Серая кошка в номере на четыре персоны (Гацунаев) - страница 15

— Думаешь, не выдержу? — Доктор в упор посмотрел на племянника. Тот, не сводя взгляда, пожал плечами.

— Скажи честно, — в голосе Метревели звучали горькие нотки. — За кого ты боишься, за меня или за него?

— Конечно, за вас.

— Н-да… — Сандро Зурабович покачал головой, неумело поднес к губам сигарету. — А ведь если бы не он…

— Хватит, дядя!

Гоги шагнул к окну и тоже закурил, втягивая дым нервными, злыми затяжками.

— Кто он мне? Никто! Чужой человек. Спас мою дочь? Да, спас! Но это случайность. Стечение обстоятельств. Импульс. Любой на его месте…

— Их было двое, Гоги, — напомнил Сандро Зурабович. — И второй не успел даже пальцем шевельнуть.

— Ну и что? Просто у вашего Рудакова реакция оказалась лучше.

— «У моего Рудакова», — задумчиво повторил доктор.

Гоги внимательно посмотрел на него и продолжал уже совсем другим тоном:

— Я все понимаю, дядя Сандро. Что надо сделать, скажите, — все сделаю. Лекарства, условия, деньги — ни за чем не постою. Выздоровеет, «Жигули» свои ему подарю.

— С подбитым глазом?

— Кто с подбитым? — опешил племянник.

— Не кто, а что — «Жигули» твои.

— Шутите. — Гоги в сердцах швырнул в окно недокуренную сигарету. — Поймите наконец, вы близкий мне человек. Вам восемьдесят лет.

— Восемьдесят один, — поправил Метревели.

— Тем более. «Перун» — экспериментальная модель. Я ведь вам говорил, объяснял.

— Что верно, то верно, — доктор вздохнул. — Говорил, предупреждал. Стращал даже. А все зря.

— Почему?

— Ты все равно не поймешь.

— Постараюсь понять.

— Ну что ж, постарайся. По-твоему, родня — значит свои. Не родня — чужие.

— Конечно.

— Не перебивай. Вовсе не конечно. Глупо делить людей на своих и чужих, и уж совсем никуда не годится делить по родственным признакам.

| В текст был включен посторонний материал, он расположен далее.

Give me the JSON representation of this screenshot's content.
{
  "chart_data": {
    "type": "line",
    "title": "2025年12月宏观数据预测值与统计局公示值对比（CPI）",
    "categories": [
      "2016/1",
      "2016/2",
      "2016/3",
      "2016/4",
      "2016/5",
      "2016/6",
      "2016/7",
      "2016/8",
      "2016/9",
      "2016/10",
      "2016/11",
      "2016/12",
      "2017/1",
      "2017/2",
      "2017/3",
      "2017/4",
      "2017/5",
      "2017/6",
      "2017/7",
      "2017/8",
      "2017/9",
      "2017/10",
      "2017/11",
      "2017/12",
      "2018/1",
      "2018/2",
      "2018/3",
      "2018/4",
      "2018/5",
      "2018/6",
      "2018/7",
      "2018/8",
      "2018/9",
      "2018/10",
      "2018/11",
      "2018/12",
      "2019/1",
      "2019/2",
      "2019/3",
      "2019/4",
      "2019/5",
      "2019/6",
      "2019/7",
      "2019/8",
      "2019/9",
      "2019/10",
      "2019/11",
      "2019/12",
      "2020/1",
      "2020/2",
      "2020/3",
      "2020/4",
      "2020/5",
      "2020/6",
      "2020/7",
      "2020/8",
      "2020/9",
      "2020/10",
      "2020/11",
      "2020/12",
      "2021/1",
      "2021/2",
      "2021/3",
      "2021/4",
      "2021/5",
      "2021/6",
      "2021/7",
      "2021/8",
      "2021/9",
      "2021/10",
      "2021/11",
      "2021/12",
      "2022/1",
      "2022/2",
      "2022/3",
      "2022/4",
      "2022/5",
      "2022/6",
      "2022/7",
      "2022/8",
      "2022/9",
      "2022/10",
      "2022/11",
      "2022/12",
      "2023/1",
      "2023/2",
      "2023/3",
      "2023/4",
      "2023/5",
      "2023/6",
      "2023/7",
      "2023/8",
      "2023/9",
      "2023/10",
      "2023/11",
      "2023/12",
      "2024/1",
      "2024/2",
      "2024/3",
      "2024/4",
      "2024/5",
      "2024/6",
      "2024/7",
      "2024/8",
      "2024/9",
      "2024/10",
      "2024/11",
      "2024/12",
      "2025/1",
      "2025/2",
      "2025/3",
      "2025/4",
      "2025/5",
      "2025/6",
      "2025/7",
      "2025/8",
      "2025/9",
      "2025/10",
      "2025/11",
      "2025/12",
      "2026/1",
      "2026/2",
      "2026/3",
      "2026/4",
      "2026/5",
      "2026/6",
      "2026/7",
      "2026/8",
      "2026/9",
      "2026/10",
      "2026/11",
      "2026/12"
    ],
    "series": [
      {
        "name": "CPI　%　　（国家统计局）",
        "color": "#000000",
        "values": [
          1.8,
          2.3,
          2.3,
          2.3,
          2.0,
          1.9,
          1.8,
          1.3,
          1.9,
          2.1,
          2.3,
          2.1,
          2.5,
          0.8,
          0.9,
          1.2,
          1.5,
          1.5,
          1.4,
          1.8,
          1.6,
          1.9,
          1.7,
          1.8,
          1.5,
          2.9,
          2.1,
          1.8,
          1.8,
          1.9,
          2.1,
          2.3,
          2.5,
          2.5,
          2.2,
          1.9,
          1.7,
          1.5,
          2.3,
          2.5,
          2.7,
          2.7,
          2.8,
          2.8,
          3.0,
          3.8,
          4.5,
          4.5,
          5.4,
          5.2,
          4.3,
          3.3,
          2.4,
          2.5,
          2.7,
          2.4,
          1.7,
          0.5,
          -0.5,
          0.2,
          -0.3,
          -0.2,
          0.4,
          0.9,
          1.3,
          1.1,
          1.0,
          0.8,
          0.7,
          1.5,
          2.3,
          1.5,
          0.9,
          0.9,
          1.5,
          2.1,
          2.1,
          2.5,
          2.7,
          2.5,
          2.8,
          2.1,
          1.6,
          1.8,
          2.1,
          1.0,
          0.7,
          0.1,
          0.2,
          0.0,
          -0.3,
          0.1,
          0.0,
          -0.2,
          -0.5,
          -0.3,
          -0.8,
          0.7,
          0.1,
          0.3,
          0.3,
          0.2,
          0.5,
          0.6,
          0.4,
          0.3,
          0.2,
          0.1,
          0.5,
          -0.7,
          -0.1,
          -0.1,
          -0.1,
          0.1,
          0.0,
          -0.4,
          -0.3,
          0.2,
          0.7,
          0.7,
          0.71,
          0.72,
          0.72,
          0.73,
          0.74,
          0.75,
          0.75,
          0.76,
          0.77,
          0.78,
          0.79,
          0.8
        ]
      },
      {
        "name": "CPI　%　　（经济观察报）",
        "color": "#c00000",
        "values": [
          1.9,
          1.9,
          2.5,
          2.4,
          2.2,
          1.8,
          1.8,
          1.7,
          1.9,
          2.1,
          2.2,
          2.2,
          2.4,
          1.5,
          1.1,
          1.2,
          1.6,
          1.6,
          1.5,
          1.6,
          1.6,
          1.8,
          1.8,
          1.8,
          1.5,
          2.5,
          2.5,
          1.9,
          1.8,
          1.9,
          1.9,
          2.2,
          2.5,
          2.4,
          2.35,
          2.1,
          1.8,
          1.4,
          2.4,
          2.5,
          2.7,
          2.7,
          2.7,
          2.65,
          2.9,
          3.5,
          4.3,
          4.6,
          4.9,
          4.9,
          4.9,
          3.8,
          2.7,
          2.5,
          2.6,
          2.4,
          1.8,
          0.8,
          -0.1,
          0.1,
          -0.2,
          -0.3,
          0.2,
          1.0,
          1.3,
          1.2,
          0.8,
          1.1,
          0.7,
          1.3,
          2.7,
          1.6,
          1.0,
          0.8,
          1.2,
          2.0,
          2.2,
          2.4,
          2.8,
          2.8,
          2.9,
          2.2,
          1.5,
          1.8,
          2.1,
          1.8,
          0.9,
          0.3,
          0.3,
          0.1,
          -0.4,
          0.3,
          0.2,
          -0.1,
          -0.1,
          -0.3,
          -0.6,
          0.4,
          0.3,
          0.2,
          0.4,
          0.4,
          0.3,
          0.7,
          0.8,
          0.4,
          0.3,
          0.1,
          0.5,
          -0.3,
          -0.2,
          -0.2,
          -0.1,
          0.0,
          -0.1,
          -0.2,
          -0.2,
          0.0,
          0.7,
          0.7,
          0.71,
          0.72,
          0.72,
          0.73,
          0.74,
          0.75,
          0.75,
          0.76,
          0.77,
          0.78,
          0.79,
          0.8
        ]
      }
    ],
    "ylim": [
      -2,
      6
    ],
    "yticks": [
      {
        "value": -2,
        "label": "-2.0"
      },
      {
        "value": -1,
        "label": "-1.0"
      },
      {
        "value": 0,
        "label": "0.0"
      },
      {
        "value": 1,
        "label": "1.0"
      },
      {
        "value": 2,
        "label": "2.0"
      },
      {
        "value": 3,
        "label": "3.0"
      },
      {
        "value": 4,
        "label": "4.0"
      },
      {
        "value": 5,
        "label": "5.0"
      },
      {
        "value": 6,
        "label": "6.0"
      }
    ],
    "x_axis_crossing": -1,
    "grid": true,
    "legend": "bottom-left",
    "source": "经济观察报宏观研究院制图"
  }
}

— Не пойму, за что вы ратуете, дядя.

— Серьезно?

— Конечно, серьезно.

— Ну что ж, — Метревели пожевал губами. — Это требовалось доказать. Ладно, давай на конкретном примере попробуем. Ты идешь по незнакомому городу и видишь человека, который лежит…

— …на незнакомой скамейке.

Метревели смерил племянника взглядом, но сдержался.

— Пусть будет на скамейке. Как ты поступишь?

— Пройду мимо. — Гоги недоуменно пожал плечами. — А вы?

— А я, дорогой, остановлюсь и постараюсь узнать, почему он лежит.

— И он пошлет вас семиэтажным, потому что пьян и не желает, чтобы его тревожили. Что тогда?

— Тогда я буду знать, что по крайней мере в моей помощи он не нуждается.

— И что это изменит?

— А почему, собственно, это должно что-то менять? Просто я исполнил свой долг человека и врача. Ведь это мог быть больной или человек, попавший в беду.

— Всем не поможете, дядя.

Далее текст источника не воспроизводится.